Странно, непостижимо, почему в большой статье «Правды» не был назван Альтман, хотя Фадеев и метал в его адрес критические молнии. Но в вышедшей в ночь после «Правды» и, следовательно, заготовленной заранее статье «Литературной газеты» Иоганн Альтман занял «подобающее» ему место. Прибавились и другие фамилии — Ф. Левина и критика Б. Дайреджиева, давно и жестоко преследуемого В. Ермиловым. Быть может, Фадеев посчитал достаточной собственную критику в адрес Альтмана на пленуме СП СССР и решил пощадить своего близкого друга, коммуниста-единомышленника. Даже А. Фадеев, быть может, не вполне понимал, что у событий есть своя жестокая логика, завтра кто-нибудь выкрикнет и это имя, и пойдет гулять эхо, и, нахмурив чело, сам Фадеев отдаст друга на растерзание и в приступе партийного покаяния станет преследовать его особенно жестоко.

Раньше других умер Альтман — сердце, потрясенное безвыходностью, предательством друга, безнаказанностью клеветы, измученное судорожными попытками сохранить веру, как-то отделить мразь и черносотенство от святого для него, единственно сущего и дорогого дела революции, — сердце его разорвалось. Он погиб, не дожив до зыбкого рассвета. Он, единственный из семерых, был арестован спустя три года, почему бы не репрессировать и остальных, в бериевские-то времена публично обвиненных в антипатриотизме и идеологическом вредительстве?! И правда — почему?

Некто всезнающий сказал мне, когда громы поутихли:

— О вас слишком громко кричали на всю страну, чтобы брать…

Брали всяко. Но, может быть, зерно истины есть и в этой позиции: спустя годы я встречал давних знакомцев, пострадавших, проходивших свой крестный следственный и лагерный путь по несуществовавшему «делу Юзовского» или «делу Борщаговского», — задушить в подворотне действительно проще, чем на людной площади…

Приведу здесь, чтобы не затерялось в памяти, эпизод, случившийся с Всеволодом Вишневским в 1949 году. Союз писателей тогда живо откликался на просьбы ведомств и регионов просветить их в проблемах «космополитизма». Яростный трибун Вс. Вишневский выбрал для себя высокую кафедру — клуб НКВД на Лубянке, встречу с высшим начальствующим составом. Самовозжигающийся оратор, он скоро завопил истошно, что нет никаких сомнений в том, что к каждому из нас, провинившихся театральных критиков, тянутся нити иностранных разведок, мы, мол, служим им давно, а теперь пришел час расплаты. Он не понял, отчего в зале поднялся ропот и хлопнуло несколько стульев, принял гул за одобрение, и понесло его, как у Гоголя не несло и Хлестакова, и все по части наших давно налаженных агентурных связей с разведчиками империализма. Параноическим своим бредом он бросал обвинения слушателям: ведь это они, если поверить ему, проморгали «шпионские гнезда», хорошо известные секретарям СП СССР!

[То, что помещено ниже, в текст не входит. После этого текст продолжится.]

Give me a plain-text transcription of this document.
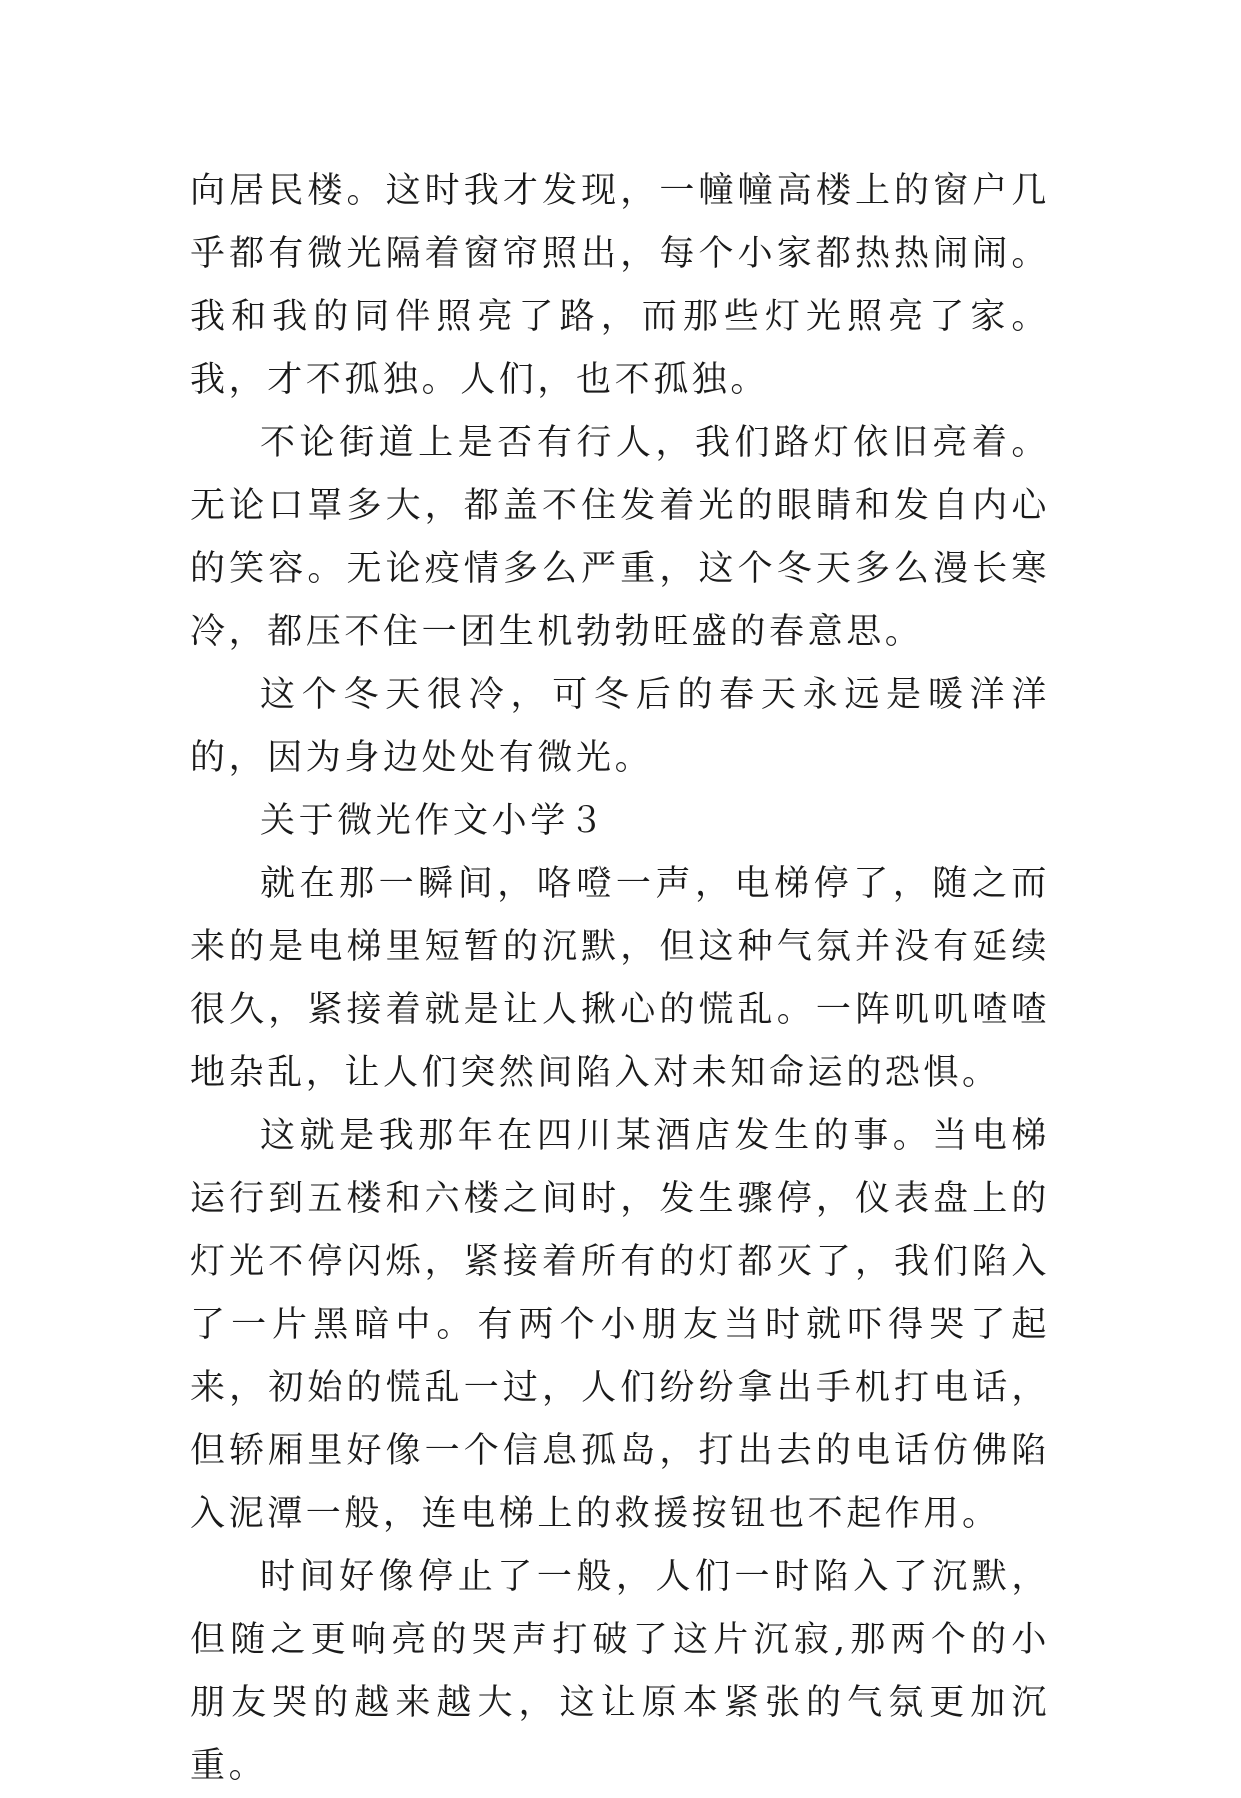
向居民楼。这时我才发现，一幢幢高楼上的窗户几乎都有微光隔着窗帘照出，每个小家都热热闹闹。我和我的同伴照亮了路，而那些灯光照亮了家。我，才不孤独。人们，也不孤独。

不论街道上是否有行人，我们路灯依旧亮着。无论口罩多大，都盖不住发着光的眼睛和发自内心的笑容。无论疫情多么严重，这个冬天多么漫长寒冷，都压不住一团生机勃勃旺盛的春意思。

这个冬天很冷，可冬后的春天永远是暖洋洋的，因为身边处处有微光。

关于微光作文小学３

就在那一瞬间，咯噔一声，电梯停了，随之而来的是电梯里短暂的沉默，但这种气氛并没有延续很久，紧接着就是让人揪心的慌乱。一阵叽叽喳喳地杂乱，让人们突然间陷入对未知命运的恐惧。

这就是我那年在四川某酒店发生的事。当电梯运行到五楼和六楼之间时，发生骤停，仪表盘上的灯光不停闪烁，紧接着所有的灯都灭了，我们陷入了一片黑暗中。有两个小朋友当时就吓得哭了起来，初始的慌乱一过，人们纷纷拿出手机打电话，但轿厢里好像一个信息孤岛，打出去的电话仿佛陷入泥潭一般，连电梯上的救援按钮也不起作用。

时间好像停止了一般，人们一时陷入了沉默，但随之更响亮的哭声打破了这片沉寂,那两个的小朋友哭的越来越大，这让原本紧张的气氛更加沉重。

Я чувствовал себя виноватым перед Иоганном Альтманом еще до того, как он подвергся аресту. Мне было трудно, иначе и быть не могло; и я был выброшен из партии, выброшен раньше других, по армейской команде, но я был молод, беспечен, любим, друзья оставались верны, впереди лежала целая жизнь, мне открылась возможность испытать себя в том, о чем я мечтал и к чему суета жизни меня не допускала. Я исповедовал убеждение, что до пятидесяти лет человек, если он чего-либо стоит, обязан и раз, и два, и три подниматься на ноги, как бы больно ни сшибали его.